The model would be similar to current Division III rules which include a self-release form that student athletes use to transfer within Division III institutions. The self-release form allows a student athlete to grant an outside school permission to recruit them.
The possible changes wouldn't happen for quite some time according to Lennon. He expects the issue to be discussed formally with NCAA membership in the spring. No changes would be finalized before this time next year.
According to John Infante of the Bylaw Blog, it could take even longer.

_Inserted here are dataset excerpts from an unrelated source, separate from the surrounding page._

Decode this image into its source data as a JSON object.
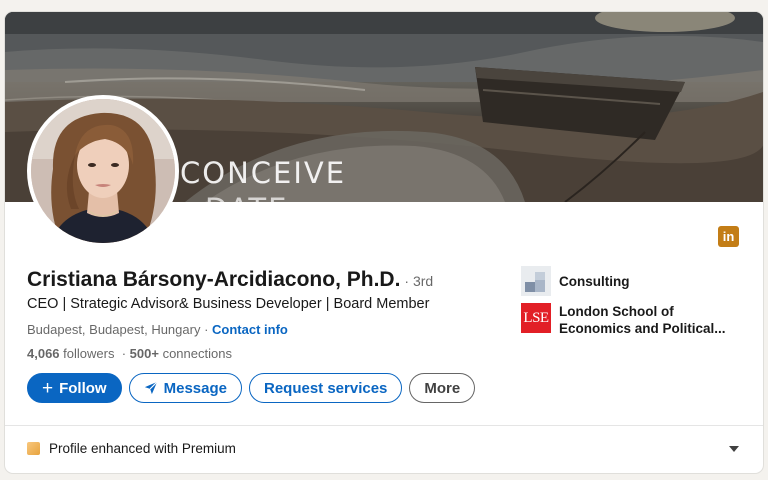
{
  "banner": {
    "text_line1": "CONCEIVE",
    "text_line2": "DATE"
  },
  "profile": {
    "name": "Cristiana Bársony-Arcidiacono, Ph.D.",
    "degree": "· 3rd",
    "headline": "CEO | Strategic Advisor& Business Developer | Board Member",
    "location": "Budapest, Budapest, Hungary",
    "location_separator": " · ",
    "contact_label": "Contact info",
    "followers": "4,066",
    "followers_label": "followers",
    "connections": "500+",
    "connections_label": "connections"
  },
  "badge": {
    "label": "in"
  },
  "actions": {
    "follow_label": "Follow",
    "message_label": "Message",
    "request_label": "Request services",
    "more_label": "More"
  },
  "side": {
    "company_name": "Consulting",
    "school_name_line1": "London School of",
    "school_name_line2": "Economics and Political...",
    "school_logo_text": "LSE"
  },
  "premium": {
    "label": "Profile enhanced with Premium"
  },
  "colors": {
    "brand": "#0a66c2",
    "premium": "#e7a33e",
    "lse_red": "#e21f26"
  }
}
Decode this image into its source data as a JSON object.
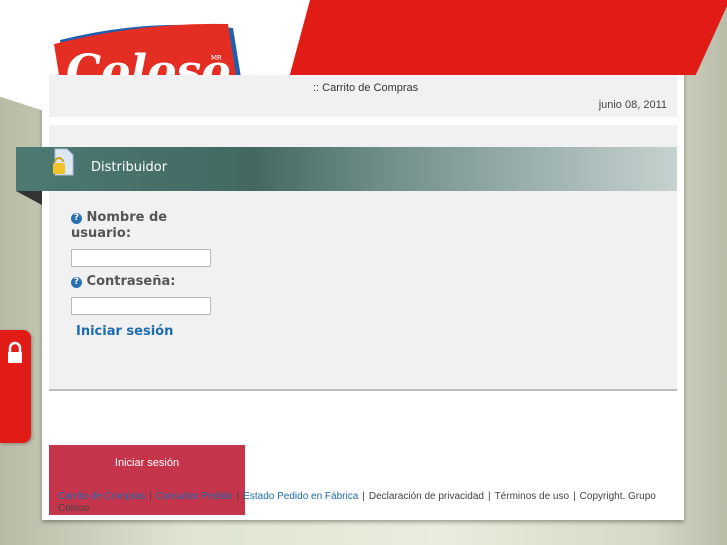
{
  "brand": {
    "logo_text": "Coloso",
    "logo_mark": "MR"
  },
  "header": {
    "breadcrumb": ":: Carrito de Compras",
    "date": "junio 08, 2011"
  },
  "login": {
    "title": "Distribuidor",
    "username_label": "Nombre de usuario:",
    "password_label": "Contraseña:",
    "username_value": "",
    "password_value": "",
    "submit_label": "Iniciar sesión"
  },
  "overlay": {
    "label": "Iniciar sesión"
  },
  "footer": {
    "links": [
      "Carrito de Compras",
      "Consultar Pedido",
      "Estado Pedido en Fábrica"
    ],
    "texts": [
      "Declaración de privacidad",
      "Términos de uso",
      "Copyright. Grupo Coloso"
    ],
    "separator": "|"
  },
  "colors": {
    "brand_red": "#e11c17",
    "teal": "#436862",
    "link": "#1d6bb0",
    "overlay": "#c4344b"
  }
}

"Given all these factors plus the uncertain nature of whether the proposal will be passed at all, a more reasonable timeline would be to have the proposal put into the standard 2014–15 legislative cycle, with possible adoption coming in January or April 2015, and an effective date of August 1, 2015.," Infante writes.
"That leaves plenty of time to get through the override request and voting process before the proposal becomes effective, as well as giving the membership enough of a voice that the odds of passing this proposal are increased."
When the NCAA slapped sanctions on Penn State's football program, athletes could transfer at anytime for more than a year. That "open transfer period" ended at the start of training camp in August.
While the potential rule change now being considered won't have any bearing on Penn State's sanctions, there was a sense of stability once the open transfer period ended.
If the rule were to pass in 2015 as Infante suggests, Penn State would still be slogging through the final years of scholarship restrictions. It's hard to predict where the program might be at that time -- but the possibility of a door left wide open for exiting stage left if times get hard-- is at least something to keep an eye on.